Glücklicherweise zeigen die Daten ein anderes Bild. So ermittelten Experten für die Länder, in denen die ältere Bevölkerung in Relation zur jüngeren zunimmt, dass sich das Produktivitätswachstum zwischen 1990 und 2015 sogar beschleunigte. Eine plausible Erklärung dafür ist, dass sich die Unternehmen dazu gezwungen sahen, die fehlenden jungen Arbeitskräfte durch Roboter und andere Technologien zu ersetzen. So lässt sich zeigen, dass in Ländern mit einer stark alternden Bevölkerung der Einsatz von Robotern deutlich gestiegen ist.

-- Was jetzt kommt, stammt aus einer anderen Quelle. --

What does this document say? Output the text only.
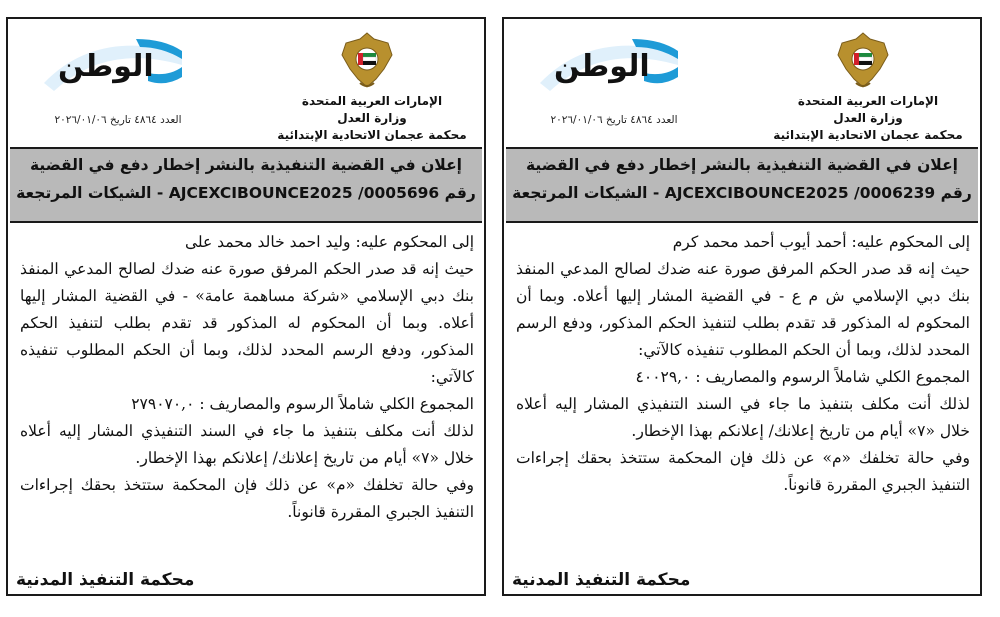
الوطن
العدد ٤٨٦٤ تاريخ ٢٠٢٦/٠١/٠٦
الإمارات العربية المتحدة
وزارة العدل
محكمة عجمان الاتحادية الإبتدائية
إعلان في القضية التنفيذية بالنشر إخطار دفع في القضية
رقم AJCEXCIBOUNCE2025 /0005696 - الشيكات المرتجعة

إلى المحكوم عليه: وليد احمد خالد محمد على

حيث إنه قد صدر الحكم المرفق صورة عنه ضدك لصالح المدعي المنفذ بنك دبي الإسلامي «شركة مساهمة عامة» - في القضية المشار إليها أعلاه. وبما أن المحكوم له المذكور قد تقدم بطلب لتنفيذ الحكم المذكور، ودفع الرسم المحدد لذلك، وبما أن الحكم المطلوب تنفيذه كالآتي:

المجموع الكلي شاملاً الرسوم والمصاريف : ٢٧٩٠٧٠,٠

لذلك أنت مكلف بتنفيذ ما جاء في السند التنفيذي المشار إليه أعلاه خلال «٧» أيام من تاريخ إعلانك/ إعلانكم بهذا الإخطار.

وفي حالة تخلفك «م» عن ذلك فإن المحكمة ستتخذ بحقك إجراءات التنفيذ الجبري المقررة قانوناً.

محكمة التنفيذ المدنية
الوطن
العدد ٤٨٦٤ تاريخ ٢٠٢٦/٠١/٠٦
الإمارات العربية المتحدة
وزارة العدل
محكمة عجمان الاتحادية الإبتدائية
إعلان في القضية التنفيذية بالنشر إخطار دفع في القضية
رقم AJCEXCIBOUNCE2025 /0006239 - الشيكات المرتجعة

إلى المحكوم عليه: أحمد أيوب أحمد محمد كرم

حيث إنه قد صدر الحكم المرفق صورة عنه ضدك لصالح المدعي المنفذ بنك دبي الإسلامي ش م ع - في القضية المشار إليها أعلاه. وبما أن المحكوم له المذكور قد تقدم بطلب لتنفيذ الحكم المذكور، ودفع الرسم المحدد لذلك، وبما أن الحكم المطلوب تنفيذه كالآتي:

المجموع الكلي شاملاً الرسوم والمصاريف : ٤٠٠٢٩,٠

لذلك أنت مكلف بتنفيذ ما جاء في السند التنفيذي المشار إليه أعلاه خلال «٧» أيام من تاريخ إعلانك/ إعلانكم بهذا الإخطار.

وفي حالة تخلفك «م» عن ذلك فإن المحكمة ستتخذ بحقك إجراءات التنفيذ الجبري المقررة قانوناً.

محكمة التنفيذ المدنية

Darüber hinaus werden wir auf den DJW-Symposien in Nürnberg und Tokio auch die Frage diskutieren, wie kleine und mittlere Unternehmen besonders von den Trends der „digitalen Revolution“ und Elementen der „neuen Arbeit“ profitieren. Dafür wäre allerdings auch ein positives Investitionsklima maßgeblich. Die neue digitale Welt stellt nämlich hohe Anforderungen an die Finanzierung und an staatliche Unterstützung. Viele Investitionen in neue Technologien sind so unternehmensspezifisch, dass sie sich nicht als Sicherheit für Kredite hinterlegen lassen. Die Eigenkapitalfinanzierung muss daher eine deutlich größere Rolle spielen als bisher – vielleicht auch mit Unterstützung von staatlicher Seite. Darüber hinaus sind eine moderne Infrastruktur und gut ausgebildete Arbeitskräfte eine notwendige Voraussetzung für hohes Produktivitätswachstum. Auch zeigen Studien, dass ein hohes Niveau an staatlich finanzierter Grundlagenforschung ein entscheidender Wettbewerbsvorteil sein kann.
Insgesamt bieten die neuen Technologien die Möglichkeit, die belastenden Folgen des demografischen Wandels in eine Chance für die japanische und deutsche Gesellschaft umzuwandeln. Und hierzu wollen wir mit unseren Veranstaltungen auch einen kleinen Beitrag leisten.